A riqueza cultural presente nos mais diversos países do mundo é impressionante. O que em um primeiro momento pode parecer estranho aos olhos de alguns, para outros é parte de sua história e por isso mesmo deve ser respeitado por todos – ainda que o entendimento não se faça de forma unânime.

A figura que dá nome ao longa “A Maldição da Chorona” (The Curse of La Llorona) é protagonista de uma famosa lenda mexicana que através dos anos ganhou várias adaptações em detalhes da narrativa, mas que no geral conta a história de uma mulher que após a perda dos filhos e seu posterior falecimento, tem seu espírito vagando sem rumo sempre em busca de outras crianças.

Na produção dirigida por Michael Chaves, somos levados ao México no ano de 1673 e apresentados a uma moça considerada a mais bela de sua aldeia. Ao descobrir a traição do marido, ela decide lhe tirar seus bens mais preciosos: os dois filhos que teve com ele. Arrependida por afogar os garotos, a jovem também dá fim à própria vida e é condenada a se tornar um espírito errante que tem como marca o choro incessante e desesperado, pelo qual ganha a alcunha de “A Chorona”.

Há uma passagem de três séculos e a narrativa ganha como cenário os Estados Unidos de 1973. Nesse novo momento, a personagem principal é Anna Tate-Garcia (Linda Cardellini), uma assistente social que se torna precocemente viúva e se vê sozinha com a responsabilidade de cuidar de seus dois filhos pequenos, Chris e Samantha (Roman Christou e Jaynne-Lynne Kinchen).

Em um dos delicados casos com os quais precisa lidar em seu trabalho, ela se confronta com Patricia Velazquez (Patricia Alvarez) – cujo histórico de dependência alcóolica contribui para que ela seja acusada de maus tratos aos filhos Carlos e Tomas (Oliver Alexander e Aiden Lewandowski). Ao ignorar os argumentos desta mãe, de que estaria protegendo as crianças dos perigos da Chorona, Anna acaba condenando os garotos a um destino tão terrível quanto o descrito na lenda original.

A partir daí, a assistente que se declara não religiosa (demonstrando até mesmo certo grau exacerbado de ceticismo) precisará lutar pela própria segurança e de sua família, nem que para isso seja necessário recorrer a elementos pouco usuais – entenda-se Rafael Olvera (Raymond Cruz), ex-padre que se tornou uma espécie de curandeiro e que utiliza técnicas específicas para combater o mal, incluindo um ritual inusitado com ovos crus.

O longa consegue trabalhar sua iluminação de um jeito primoroso.

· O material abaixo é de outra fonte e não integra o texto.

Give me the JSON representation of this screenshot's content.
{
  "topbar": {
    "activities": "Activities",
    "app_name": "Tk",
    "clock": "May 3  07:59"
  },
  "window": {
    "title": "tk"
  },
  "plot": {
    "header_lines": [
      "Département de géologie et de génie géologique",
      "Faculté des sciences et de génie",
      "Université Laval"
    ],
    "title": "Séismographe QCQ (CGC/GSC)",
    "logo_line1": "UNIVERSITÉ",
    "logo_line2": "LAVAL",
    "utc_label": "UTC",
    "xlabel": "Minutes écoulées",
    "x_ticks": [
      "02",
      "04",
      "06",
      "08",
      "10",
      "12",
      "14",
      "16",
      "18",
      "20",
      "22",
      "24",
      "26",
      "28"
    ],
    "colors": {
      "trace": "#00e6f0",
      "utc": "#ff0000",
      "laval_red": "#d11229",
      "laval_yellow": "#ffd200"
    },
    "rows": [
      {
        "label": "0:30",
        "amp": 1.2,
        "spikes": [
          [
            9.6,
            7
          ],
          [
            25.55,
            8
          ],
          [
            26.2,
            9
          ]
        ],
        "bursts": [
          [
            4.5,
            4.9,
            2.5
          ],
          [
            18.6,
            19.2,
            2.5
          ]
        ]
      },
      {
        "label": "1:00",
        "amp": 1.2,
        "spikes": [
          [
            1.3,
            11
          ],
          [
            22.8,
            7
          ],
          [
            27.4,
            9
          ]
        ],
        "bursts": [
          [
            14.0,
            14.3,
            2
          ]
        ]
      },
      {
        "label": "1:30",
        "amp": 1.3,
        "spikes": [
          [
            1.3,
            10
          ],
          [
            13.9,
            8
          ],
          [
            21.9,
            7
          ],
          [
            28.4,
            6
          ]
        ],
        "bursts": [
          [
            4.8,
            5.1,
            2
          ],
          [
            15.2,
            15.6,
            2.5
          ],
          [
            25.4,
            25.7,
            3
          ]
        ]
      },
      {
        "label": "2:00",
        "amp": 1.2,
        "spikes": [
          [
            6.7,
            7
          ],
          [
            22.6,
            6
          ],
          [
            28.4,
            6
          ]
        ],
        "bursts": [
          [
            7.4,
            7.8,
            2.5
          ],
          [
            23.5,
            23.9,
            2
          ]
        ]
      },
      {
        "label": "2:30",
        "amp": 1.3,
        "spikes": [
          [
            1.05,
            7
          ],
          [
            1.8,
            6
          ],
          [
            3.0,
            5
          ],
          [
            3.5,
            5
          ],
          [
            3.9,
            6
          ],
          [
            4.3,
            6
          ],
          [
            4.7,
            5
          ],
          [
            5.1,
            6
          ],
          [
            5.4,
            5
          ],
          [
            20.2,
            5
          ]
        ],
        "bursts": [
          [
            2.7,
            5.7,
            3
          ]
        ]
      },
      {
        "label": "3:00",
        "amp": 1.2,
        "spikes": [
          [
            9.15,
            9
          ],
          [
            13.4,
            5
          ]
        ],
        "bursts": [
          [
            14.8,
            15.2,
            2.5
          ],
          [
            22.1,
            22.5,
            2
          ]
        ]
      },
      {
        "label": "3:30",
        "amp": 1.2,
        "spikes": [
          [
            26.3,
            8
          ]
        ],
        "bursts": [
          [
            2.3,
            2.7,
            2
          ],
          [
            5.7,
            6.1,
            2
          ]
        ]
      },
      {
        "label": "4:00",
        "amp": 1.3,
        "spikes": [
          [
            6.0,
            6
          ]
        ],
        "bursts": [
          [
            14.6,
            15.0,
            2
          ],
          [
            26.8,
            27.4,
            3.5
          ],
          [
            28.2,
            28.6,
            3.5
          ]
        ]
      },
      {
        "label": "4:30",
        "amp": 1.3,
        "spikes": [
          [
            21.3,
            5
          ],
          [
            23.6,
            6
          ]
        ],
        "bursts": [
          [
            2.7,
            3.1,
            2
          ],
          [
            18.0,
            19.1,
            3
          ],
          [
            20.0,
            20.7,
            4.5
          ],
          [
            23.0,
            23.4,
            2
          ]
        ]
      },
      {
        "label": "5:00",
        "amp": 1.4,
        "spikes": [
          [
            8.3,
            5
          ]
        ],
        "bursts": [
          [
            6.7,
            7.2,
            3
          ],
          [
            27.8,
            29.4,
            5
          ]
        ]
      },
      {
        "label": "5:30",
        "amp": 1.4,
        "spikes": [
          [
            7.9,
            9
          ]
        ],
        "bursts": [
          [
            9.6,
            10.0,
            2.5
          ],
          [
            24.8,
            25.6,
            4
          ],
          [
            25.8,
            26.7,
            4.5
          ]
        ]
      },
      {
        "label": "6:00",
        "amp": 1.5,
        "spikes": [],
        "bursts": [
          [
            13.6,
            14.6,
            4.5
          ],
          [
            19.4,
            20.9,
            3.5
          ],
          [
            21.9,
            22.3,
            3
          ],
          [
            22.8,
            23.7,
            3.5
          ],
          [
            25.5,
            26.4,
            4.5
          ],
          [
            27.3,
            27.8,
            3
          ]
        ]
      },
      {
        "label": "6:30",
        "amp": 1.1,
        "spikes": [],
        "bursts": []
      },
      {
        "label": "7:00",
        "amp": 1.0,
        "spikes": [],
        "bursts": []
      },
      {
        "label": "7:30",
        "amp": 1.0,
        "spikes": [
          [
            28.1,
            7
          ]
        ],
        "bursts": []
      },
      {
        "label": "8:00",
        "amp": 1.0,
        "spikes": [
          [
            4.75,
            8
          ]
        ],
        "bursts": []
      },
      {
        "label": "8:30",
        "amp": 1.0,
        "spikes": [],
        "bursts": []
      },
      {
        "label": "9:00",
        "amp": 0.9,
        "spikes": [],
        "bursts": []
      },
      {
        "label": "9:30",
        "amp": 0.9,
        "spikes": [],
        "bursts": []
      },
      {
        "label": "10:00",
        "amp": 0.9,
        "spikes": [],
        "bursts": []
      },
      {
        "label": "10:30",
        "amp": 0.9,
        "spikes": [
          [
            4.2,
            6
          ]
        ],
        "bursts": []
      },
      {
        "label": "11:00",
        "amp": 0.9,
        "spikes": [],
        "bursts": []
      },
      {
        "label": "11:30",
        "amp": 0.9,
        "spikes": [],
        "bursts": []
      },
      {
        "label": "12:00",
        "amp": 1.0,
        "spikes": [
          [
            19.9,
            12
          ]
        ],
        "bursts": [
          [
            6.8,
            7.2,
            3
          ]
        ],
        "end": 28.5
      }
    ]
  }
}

Em dado momento é dito que A Chorona gosta da escuridão e esta é quase um personagem à parte em tela. Assim como também é competente a opção por recorrer à maquiagem tradicional para representar a entidade. Ao colocar em tela a figura simples de mulher com figurino tradicional da época em que surgiu a lenda (formado por um vestido branco e um véu que cobre seu rosto a maior parte do tempo), o terror torna-se mais visceral e crível – ainda que possa não ser bem aceito por parte do público que espera por algo mais intrincado.

Com direito a tiradas cômicas, principalmente do curandeiro Rafael, não há momentos de destaque em relação a sustos no longa que tem James Wan como um dos produtores. Mas a tensão constante e as incômodas inserções da personagem são suficientes para manter o interesse do público que também deve ficar atento a um inesperado easter-egg relacionado ao universo da franquia “Invocação do Mal”.